Webhook Forward Proxy
Outpost can route outgoing webhook traffic through an HTTP forward proxy. Common reasons:
- Static-IP egress — destinations that allowlist a specific source IP
- Network isolation — keep delivery workers off the public internet
- Centralized egress policy — single chokepoint for outbound traffic
The proxy applies to every webhook destination served by the deployment.
Configuration
| Env var | Description |
|---|---|
DESTINATIONS_WEBHOOK_PROXY_URL | Proxy URL, e.g. http://user:pass@proxy.example.com:8080. Supports basic auth. |
When set, Outpost installs an HTTP proxy on the webhook publisher's transport. HTTPS destinations use the standard CONNECT tunneling flow; HTTP destinations are forwarded request-by-request.
Failure attribution
Outpost separates failures the proxy is responsible for from failures the destination is responsible for:
- Proxy-side failures (proxy unreachable, proxy auth rejected) are not charged to the destination. The message is redelivered by the queue, so a short proxy outage is transparent to the destination.
- Destination-side failures reported via the proxy (DNS failure, connection refused, upstream timeout) are recorded as a normal delivery attempt with the matching network error code, the same as if no proxy were in path.

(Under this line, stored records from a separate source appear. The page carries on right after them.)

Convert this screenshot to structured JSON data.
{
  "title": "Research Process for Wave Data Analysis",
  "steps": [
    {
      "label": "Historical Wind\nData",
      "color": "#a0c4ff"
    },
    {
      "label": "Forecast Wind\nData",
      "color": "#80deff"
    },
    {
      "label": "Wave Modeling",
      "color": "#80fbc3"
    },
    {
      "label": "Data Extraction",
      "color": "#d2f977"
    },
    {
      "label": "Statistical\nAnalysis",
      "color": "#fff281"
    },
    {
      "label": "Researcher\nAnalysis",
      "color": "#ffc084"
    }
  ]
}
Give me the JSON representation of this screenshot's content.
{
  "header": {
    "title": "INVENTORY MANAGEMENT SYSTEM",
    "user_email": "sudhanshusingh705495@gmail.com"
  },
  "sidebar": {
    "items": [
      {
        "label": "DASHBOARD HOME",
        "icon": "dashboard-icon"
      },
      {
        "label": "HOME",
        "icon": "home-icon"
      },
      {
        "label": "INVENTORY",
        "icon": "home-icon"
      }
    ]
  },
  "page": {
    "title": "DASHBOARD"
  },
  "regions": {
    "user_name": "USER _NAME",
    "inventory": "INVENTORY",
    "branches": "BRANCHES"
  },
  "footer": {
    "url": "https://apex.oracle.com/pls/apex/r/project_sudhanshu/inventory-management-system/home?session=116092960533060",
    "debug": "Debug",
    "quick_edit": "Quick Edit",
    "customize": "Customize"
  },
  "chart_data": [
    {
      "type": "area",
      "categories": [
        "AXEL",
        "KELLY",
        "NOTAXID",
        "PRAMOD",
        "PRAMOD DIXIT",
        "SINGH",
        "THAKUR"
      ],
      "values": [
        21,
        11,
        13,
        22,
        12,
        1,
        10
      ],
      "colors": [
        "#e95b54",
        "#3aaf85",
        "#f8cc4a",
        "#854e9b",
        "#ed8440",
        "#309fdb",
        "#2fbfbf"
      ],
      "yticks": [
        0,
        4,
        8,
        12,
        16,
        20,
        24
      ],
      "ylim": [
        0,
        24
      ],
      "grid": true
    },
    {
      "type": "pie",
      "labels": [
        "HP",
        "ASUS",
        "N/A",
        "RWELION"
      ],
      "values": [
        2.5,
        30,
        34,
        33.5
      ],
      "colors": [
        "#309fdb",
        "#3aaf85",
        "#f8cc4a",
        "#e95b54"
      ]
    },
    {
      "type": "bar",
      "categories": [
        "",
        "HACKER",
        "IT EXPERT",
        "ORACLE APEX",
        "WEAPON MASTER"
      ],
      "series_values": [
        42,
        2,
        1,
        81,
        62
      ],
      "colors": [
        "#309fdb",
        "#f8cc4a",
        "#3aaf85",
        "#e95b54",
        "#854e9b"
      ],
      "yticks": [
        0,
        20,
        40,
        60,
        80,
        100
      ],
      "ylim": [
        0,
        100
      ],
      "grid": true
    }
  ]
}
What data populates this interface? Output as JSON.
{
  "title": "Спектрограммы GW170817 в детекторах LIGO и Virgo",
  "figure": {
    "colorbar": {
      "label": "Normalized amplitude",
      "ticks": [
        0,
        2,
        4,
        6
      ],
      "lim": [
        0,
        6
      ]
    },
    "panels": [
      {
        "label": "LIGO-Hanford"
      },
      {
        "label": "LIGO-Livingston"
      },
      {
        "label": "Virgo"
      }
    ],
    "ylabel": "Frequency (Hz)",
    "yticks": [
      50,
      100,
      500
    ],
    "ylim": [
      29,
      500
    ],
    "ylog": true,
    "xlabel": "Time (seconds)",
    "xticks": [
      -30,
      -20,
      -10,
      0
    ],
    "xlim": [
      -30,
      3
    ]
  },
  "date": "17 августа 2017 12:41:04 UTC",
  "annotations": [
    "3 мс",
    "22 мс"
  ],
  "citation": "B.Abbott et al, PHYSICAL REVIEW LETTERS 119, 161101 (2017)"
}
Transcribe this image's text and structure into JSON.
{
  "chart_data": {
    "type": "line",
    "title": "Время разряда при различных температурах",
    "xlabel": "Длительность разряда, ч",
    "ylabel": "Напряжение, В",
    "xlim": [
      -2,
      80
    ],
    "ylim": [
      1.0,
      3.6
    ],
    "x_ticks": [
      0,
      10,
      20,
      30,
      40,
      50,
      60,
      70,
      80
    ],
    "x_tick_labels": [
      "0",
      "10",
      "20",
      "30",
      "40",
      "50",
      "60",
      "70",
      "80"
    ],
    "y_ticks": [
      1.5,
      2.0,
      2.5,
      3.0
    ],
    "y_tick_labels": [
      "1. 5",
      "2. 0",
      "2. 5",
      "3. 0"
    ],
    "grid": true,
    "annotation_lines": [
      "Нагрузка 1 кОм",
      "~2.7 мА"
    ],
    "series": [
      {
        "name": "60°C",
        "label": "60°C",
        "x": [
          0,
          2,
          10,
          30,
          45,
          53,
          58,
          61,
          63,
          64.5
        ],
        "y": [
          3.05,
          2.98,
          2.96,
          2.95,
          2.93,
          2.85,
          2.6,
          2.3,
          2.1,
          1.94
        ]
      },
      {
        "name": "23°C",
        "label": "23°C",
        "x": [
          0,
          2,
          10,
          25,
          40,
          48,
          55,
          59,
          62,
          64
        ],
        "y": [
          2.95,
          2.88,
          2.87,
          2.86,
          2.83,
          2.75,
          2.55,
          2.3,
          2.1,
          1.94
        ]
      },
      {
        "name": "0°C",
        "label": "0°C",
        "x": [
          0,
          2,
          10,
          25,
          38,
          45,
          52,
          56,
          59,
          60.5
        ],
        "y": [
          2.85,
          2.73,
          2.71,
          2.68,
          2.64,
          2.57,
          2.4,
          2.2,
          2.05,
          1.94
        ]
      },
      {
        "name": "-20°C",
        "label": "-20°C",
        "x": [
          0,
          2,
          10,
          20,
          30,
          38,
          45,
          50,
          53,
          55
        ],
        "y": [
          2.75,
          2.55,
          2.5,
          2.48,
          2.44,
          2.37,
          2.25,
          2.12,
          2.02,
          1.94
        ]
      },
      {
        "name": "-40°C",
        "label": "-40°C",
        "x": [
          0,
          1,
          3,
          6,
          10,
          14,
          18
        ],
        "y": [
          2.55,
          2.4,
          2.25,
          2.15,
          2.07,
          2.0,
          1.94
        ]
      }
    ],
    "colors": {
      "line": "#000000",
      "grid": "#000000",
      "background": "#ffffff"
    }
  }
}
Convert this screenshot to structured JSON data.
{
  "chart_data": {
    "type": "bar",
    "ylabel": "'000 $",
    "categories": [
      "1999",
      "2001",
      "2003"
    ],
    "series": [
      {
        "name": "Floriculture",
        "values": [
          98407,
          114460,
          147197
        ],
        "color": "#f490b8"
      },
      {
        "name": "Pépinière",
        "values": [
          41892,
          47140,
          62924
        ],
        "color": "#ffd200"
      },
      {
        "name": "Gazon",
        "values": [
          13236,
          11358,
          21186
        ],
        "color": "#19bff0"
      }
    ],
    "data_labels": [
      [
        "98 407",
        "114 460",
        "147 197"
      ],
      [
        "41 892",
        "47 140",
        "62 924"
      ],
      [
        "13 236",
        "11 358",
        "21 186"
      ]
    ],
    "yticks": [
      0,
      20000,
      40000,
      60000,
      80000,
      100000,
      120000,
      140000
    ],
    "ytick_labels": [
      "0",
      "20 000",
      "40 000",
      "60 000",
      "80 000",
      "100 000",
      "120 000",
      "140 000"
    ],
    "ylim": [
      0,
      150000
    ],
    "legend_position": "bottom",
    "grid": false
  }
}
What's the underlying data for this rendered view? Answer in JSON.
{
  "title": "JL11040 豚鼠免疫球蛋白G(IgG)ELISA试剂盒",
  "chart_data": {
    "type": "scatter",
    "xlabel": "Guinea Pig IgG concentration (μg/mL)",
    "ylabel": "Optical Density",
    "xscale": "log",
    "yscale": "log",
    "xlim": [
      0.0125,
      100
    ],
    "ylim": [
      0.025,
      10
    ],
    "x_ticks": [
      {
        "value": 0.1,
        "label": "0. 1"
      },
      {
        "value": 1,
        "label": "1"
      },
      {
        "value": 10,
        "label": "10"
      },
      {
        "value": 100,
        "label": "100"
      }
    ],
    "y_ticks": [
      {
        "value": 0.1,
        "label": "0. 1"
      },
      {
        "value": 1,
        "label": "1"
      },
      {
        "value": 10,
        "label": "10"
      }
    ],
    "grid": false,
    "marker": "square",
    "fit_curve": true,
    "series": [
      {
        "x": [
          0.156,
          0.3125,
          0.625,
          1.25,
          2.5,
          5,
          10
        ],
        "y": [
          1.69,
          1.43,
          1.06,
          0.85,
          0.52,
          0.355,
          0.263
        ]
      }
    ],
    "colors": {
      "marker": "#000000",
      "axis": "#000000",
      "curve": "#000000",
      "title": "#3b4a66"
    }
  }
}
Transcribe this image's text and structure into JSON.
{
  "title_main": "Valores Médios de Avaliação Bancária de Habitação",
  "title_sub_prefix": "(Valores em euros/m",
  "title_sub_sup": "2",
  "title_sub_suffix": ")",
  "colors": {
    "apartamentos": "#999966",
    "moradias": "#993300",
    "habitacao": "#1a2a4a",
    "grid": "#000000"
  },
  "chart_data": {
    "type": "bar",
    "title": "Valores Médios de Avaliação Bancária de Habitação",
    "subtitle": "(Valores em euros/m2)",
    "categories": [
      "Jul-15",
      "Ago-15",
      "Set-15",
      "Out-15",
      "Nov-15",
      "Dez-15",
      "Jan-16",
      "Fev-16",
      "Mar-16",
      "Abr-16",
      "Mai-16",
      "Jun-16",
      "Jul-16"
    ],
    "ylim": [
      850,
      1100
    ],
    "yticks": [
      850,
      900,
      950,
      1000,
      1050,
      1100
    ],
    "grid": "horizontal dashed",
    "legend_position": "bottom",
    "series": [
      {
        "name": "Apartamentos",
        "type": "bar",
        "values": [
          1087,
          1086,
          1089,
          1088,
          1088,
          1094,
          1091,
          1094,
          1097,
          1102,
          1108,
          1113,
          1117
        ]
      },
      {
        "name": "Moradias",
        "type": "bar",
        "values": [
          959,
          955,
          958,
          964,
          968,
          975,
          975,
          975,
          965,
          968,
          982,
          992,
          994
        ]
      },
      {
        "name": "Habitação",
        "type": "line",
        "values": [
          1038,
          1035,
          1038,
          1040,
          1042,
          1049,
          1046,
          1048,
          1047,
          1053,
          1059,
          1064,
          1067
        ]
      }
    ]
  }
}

If you expect proxy outages longer than your queue's redelivery window, raise MinRetryBackoff, MaxRetryBackoff, and RetryLimit in your queue configuration so the redelivery window covers the worst case. See Configuration.
Using Envoy
When the proxy is Envoy, Outpost automatically reads x-envoy-response-flags from proxy responses and maps them to the same network error codes used elsewhere (e.g. UT → timeout, DF → dns_error). No Outpost-side configuration is required, but Envoy must be configured to emit the header.
Add the response-flag header on the route configuration (not the HTTP connection manager — Envoy rejects it there):
route_config:
response_headers_to_add:
- header:
key: "x-envoy-response-flags"
value: "%RESPONSE_FLAGS%"
append_action: OVERWRITE_IF_EXISTS_OR_ADD
- header:
key: "x-envoy-response-code-details"
value: "%RESPONSE_CODE_DETAILS%"
append_action: OVERWRITE_IF_EXISTS_OR_ADD
virtual_hosts:
# ...
OVERWRITE_IF_EXISTS_OR_ADD prevents a destination from spoofing the header. The response-code-details header is optional but gives operators a precise stage/reason string in logs.
Minimal reference Envoy
A minimal forward-proxy Envoy listener with response-flag reporting enabled:
admin:
address:
socket_address: { address: 127.0.0.1, port_value: 9901 }
static_resources:
listeners:
- name: forward_proxy
address:
socket_address: { address: 0.0.0.0, port_value: 10000 }
filter_chains:
- filters:
- name: envoy.filters.network.http_connection_manager
typed_config:
"@type": type.googleapis.com/envoy.extensions.filters.network.http_connection_manager.v3.HttpConnectionManager
stat_prefix: forward_proxy
codec_type: AUTO
http_filters:
- name: envoy.filters.http.dynamic_forward_proxy
typed_config:
"@type": type.googleapis.com/envoy.extensions.filters.http.dynamic_forward_proxy.v3.FilterConfig
dns_cache_config:
name: dfp_cache
dns_lookup_family: V4_ONLY
- name: envoy.filters.http.router
typed_config:
"@type": type.googleapis.com/envoy.extensions.filters.http.router.v3.Router
upgrade_configs:
- upgrade_type: CONNECT
route_config:
response_headers_to_add:
- header:
key: "x-envoy-response-flags"
value: "%RESPONSE_FLAGS%"
append_action: OVERWRITE_IF_EXISTS_OR_ADD
- header:
key: "x-envoy-response-code-details"
value: "%RESPONSE_CODE_DETAILS%"
append_action: OVERWRITE_IF_EXISTS_OR_ADD
virtual_hosts:
- name: proxy
domains: ["*"]
routes:
- match: { connect_matcher: {} }
route:
cluster: dfp_cluster
upgrade_configs:
- upgrade_type: CONNECT
connect_config: {}
- match: { prefix: "/" }
route: { cluster: dfp_cluster }
clusters:
- name: dfp_cluster
lb_policy: CLUSTER_PROVIDED
cluster_type:
name: envoy.clusters.dynamic_forward_proxy
typed_config:
"@type": type.googleapis.com/envoy.extensions.clusters.dynamic_forward_proxy.v3.ClusterConfig
dns_cache_config:
name: dfp_cache
dns_lookup_family: V4_ONLY
Whether you need proxy authentication and TLS depends on your network topology: if Outpost and the proxy share a private network, neither is strictly required; if the proxy is reachable over the public internet, both are strongly recommended to prevent the proxy being used as an open relay.